“Os Assassinos da Lua das Flores”, de Martin Scorsese: o massacre dos índios Osage e o nascimento do FBI
Este artigo pode conter spoilers.
Di Caprio e De Niro dominam neste neo-western de Scorsese.
Sim, “Maio é a época em que a lua mata as flores”. E é isso que lemos logo no primeiro parágrafo do best seller de David Grann, Os Assassinos da Lua das Flores, um good read imediato (aliás, gentilmente oferecido pela editora Quetzal no visionamento de imprensa). A obra agora adaptada ao cinema por Martin Scoresese, em colaboração com o habitual Eric Roth, concretizara o seu eterno desejo de fazer um western.

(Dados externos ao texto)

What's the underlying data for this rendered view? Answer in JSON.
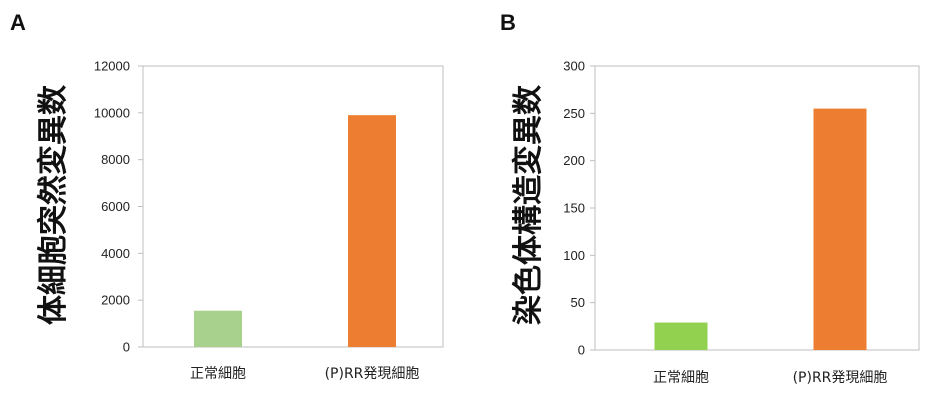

E em que o subtítulo O Massacre dos Índios Osage e o Nascimento do FBI funciona como adequada descrição sobre o que se passa nos 206 minutos de fita (cerca de 3h30), apenas quatro minutos menos que o anterior O Irlandês.
É assim entre violetas, beldroegas e centáureas (as ’flores’ mencionadas do título e descritas do livro) que nos é servido este épico tête-à-tête entre DiCaprio e De Niro, devidamente acompanhado pelos piores defeitos do homem branco, como a ganância, o racismo e violência bruta. E que poderá ser visto, a partir do dia 19 de Outubro, num IMAX perto de si; seguindo depois para o streaming, em muitos casos, uma sala ainda mais perto de si, provavelmente, em formato de mini-série, como sucedeu com O Irlandês. E acompanhado pela chancela da gigante Apple (que terá assegurado os 200 milhões da produção), embora com o acordo de distribuição da Paramount.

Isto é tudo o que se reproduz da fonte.